Forecasters had predicted Irene could devastate cities such as Washington and New York, but instead some of the most severe damage occurred far further inland in states such as Vermont, which was drowned in tropical-storm downpours.
Several post-Hurricane Irene reports pointed to inaccurate forecasts as problematic. As the UK publication, The Guardian, wrote: The "storm surge that could have swamped [Manhattan] failed to materialize." And many New Yorkers were unhappy about having prepared for the worst only to experience little to no damage.
Enter IBM's Data Storage Group at Almaden, Calif., which has proved it can build a 120PB data system by using 200,000 SAS (serial SCSI) drives -- all configured as if it is a single drive under one name. That's roughly 30 times larger than the biggest single data repository on record, according to IBM. The system could store up to 1 trillion files. Even the Wayback Machine, a massive data time capsule created by The Internet Archive to store everything on the Web since 1996, only holds 2PB of data.

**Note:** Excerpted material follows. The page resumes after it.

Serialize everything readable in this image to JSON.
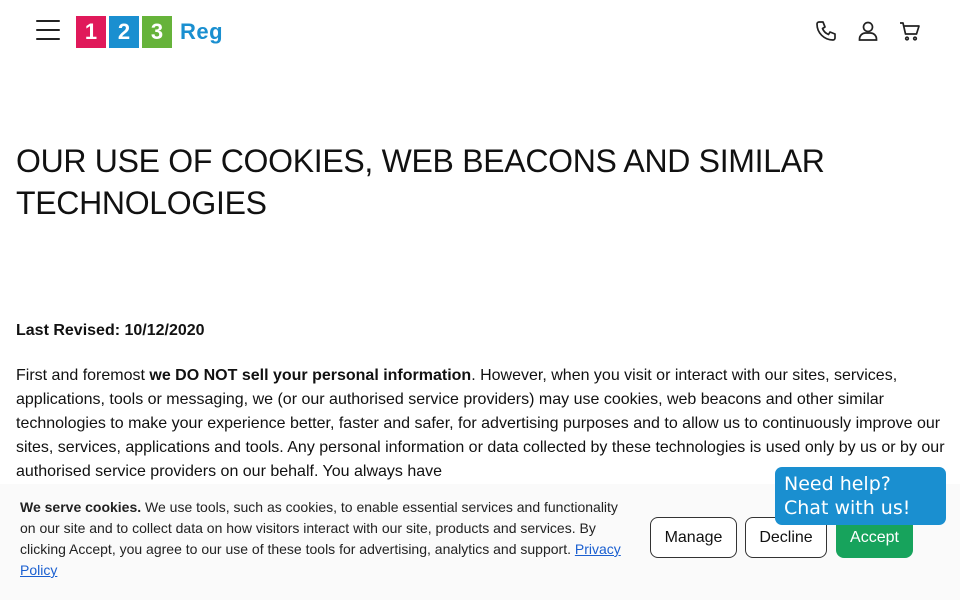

IBM said it chose high-performance SAS drives over high-capacity SATA drives because the system has high bandwidth requirements. The drives are also connected via a backbone that uses the SAS (serial SCSI) protocol, but the storage is connected to compute nodes via a proprietary fabric, which IBM would not disclose.
The technology for IBM's massive data store, which the company plans to begin installing in several customer sites later this year, would be ideal for creating more powerful high-performance computing systems that perform tasks such as climate modeling.

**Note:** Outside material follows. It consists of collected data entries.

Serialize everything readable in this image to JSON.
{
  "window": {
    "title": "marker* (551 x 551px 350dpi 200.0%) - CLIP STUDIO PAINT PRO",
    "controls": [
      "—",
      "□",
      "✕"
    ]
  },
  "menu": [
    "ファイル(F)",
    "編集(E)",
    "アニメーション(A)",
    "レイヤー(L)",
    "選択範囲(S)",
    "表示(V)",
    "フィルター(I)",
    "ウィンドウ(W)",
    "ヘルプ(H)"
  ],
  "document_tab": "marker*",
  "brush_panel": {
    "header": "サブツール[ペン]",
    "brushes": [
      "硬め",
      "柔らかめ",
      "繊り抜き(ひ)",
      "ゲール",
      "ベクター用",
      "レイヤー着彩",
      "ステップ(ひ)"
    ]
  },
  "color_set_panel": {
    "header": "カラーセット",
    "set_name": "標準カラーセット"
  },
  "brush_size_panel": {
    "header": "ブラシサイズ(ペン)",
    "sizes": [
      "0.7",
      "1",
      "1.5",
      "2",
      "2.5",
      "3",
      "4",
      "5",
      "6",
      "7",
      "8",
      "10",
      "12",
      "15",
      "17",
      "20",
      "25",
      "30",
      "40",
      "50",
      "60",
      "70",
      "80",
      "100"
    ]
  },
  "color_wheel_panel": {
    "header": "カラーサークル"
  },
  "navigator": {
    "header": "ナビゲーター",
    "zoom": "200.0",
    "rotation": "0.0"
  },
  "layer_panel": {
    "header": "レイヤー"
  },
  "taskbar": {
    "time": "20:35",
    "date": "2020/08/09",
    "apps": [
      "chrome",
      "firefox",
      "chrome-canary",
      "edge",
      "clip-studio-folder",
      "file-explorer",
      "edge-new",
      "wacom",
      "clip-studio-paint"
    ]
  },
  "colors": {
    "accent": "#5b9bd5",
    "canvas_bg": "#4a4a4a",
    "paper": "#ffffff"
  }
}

To be sure, Hurricane Irene packed plenty of punch. At least 21 people in eight states died as a result of the storm. And early estimates for damage top $7 billion. But most models showed the storm hitting the East Coast with far more force than it did.
"As with any of these high-performance computing simulations ... the more variables you can look at, the more granular you can be, the better the models. Hopefully, the better the model, the better the prediction," said Bruce Hillsberg, director of Storage Systems Research at IBM. While IBM used the weather simulation as an example, it would not say who its customers were for the data store.

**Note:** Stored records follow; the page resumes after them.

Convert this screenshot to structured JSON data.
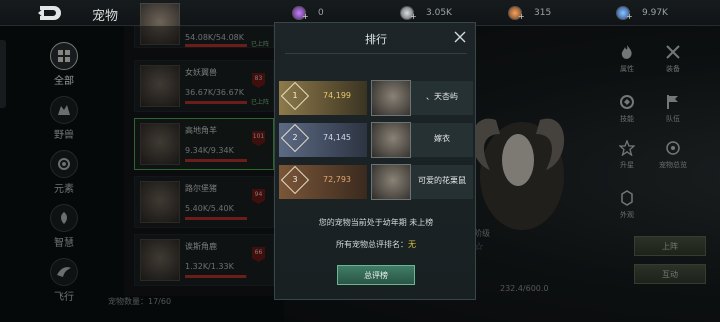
{
  "topbar": {
    "title": "宠物",
    "currencies": [
      {
        "icon": "purple-gem-icon",
        "value": "0",
        "color": "#9b5cc9"
      },
      {
        "icon": "silver-coin-icon",
        "value": "3.05K",
        "color": "#9aa0a3"
      },
      {
        "icon": "copper-coin-icon",
        "value": "315",
        "color": "#c7753b"
      },
      {
        "icon": "blue-crystal-icon",
        "value": "9.97K",
        "color": "#4b86d6"
      }
    ]
  },
  "categories": [
    {
      "label": "全部",
      "icon": "grid-icon",
      "active": true
    },
    {
      "label": "野兽",
      "icon": "beast-icon",
      "active": false
    },
    {
      "label": "元素",
      "icon": "element-icon",
      "active": false
    },
    {
      "label": "智慧",
      "icon": "wisdom-icon",
      "active": false
    },
    {
      "label": "飞行",
      "icon": "wing-icon",
      "active": false
    }
  ],
  "pets": [
    {
      "name": "",
      "hp": "54.08K/54.08K",
      "hp_fraction": 1.0,
      "level": "",
      "tag": "已上阵"
    },
    {
      "name": "女妖翼兽",
      "hp": "36.67K/36.67K",
      "hp_fraction": 1.0,
      "level": "83",
      "tag": "已上阵"
    },
    {
      "name": "高地角羊",
      "hp": "9.34K/9.34K",
      "hp_fraction": 1.0,
      "level": "101",
      "tag": ""
    },
    {
      "name": "路尔堡猪",
      "hp": "5.40K/5.40K",
      "hp_fraction": 1.0,
      "level": "94",
      "tag": ""
    },
    {
      "name": "诶斯角鹿",
      "hp": "1.32K/1.33K",
      "hp_fraction": 0.99,
      "level": "66",
      "tag": ""
    }
  ],
  "pet_count_label": "宠物数量：17/60",
  "detail": {
    "level_label": "阶级",
    "xp": "232.4/600.0",
    "side_buttons": [
      {
        "label": "属性",
        "icon": "fire-icon"
      },
      {
        "label": "装备",
        "icon": "crossed-swords-icon"
      },
      {
        "label": "技能",
        "icon": "skill-icon"
      },
      {
        "label": "队伍",
        "icon": "flag-icon"
      },
      {
        "label": "升星",
        "icon": "star-icon"
      },
      {
        "label": "宠物总览",
        "icon": "overview-icon"
      },
      {
        "label": "外观",
        "icon": "appearance-icon"
      }
    ],
    "deploy_button": "上阵",
    "interact_button": "互动"
  },
  "dialog": {
    "title": "排行",
    "rows": [
      {
        "rank": "1",
        "score": "74,199",
        "name": "、天杏屿",
        "accent": "#8e7a4a",
        "score_color": "#e7c66f"
      },
      {
        "rank": "2",
        "score": "74,145",
        "name": "嫁衣",
        "accent": "#5c6a84",
        "score_color": "#cdd8f0"
      },
      {
        "rank": "3",
        "score": "72,793",
        "name": "可爱的花栗鼠",
        "accent": "#7b5638",
        "score_color": "#e2a874"
      }
    ],
    "status_text": "您的宠物当前处于幼年期  未上榜",
    "total_rank_label": "所有宠物总评排名：",
    "total_rank_value": "无",
    "total_button": "总评榜"
  }
}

IBM's 120PB data store has yet to be built. The company will be assembling it in the data centers of several customers over the next year, but the base technology to build the systems has been around for many years. The technology, IBM's General Parallel File System (GPFS), is already used in a number of IBM products, including its scale-out NAS (SONAS) array, which IBM brought to market last year, and can scale to 14PB of capacity. IBM also uses GPFS in its strategic archive product called the IBM Information Archive, as well as its cloud storage service offerings.
IBM has been using GPFS to build massive data stores since 1998. Back then, the largest single virtual drive was 43TB, a capacity that's easily achieved in a single data center rack today.
In fact, IBM's GPFS technology was the data store behind IBM's Watson supercomputer, which earlier this year demonstrated its processing prowess by handily beating champions of the game show Jeopardy. That system boasted a 21.6TB data store.
It was for that very reason, the massive growth in customer data storage requirements, that IBM built its latest GPFS storage system.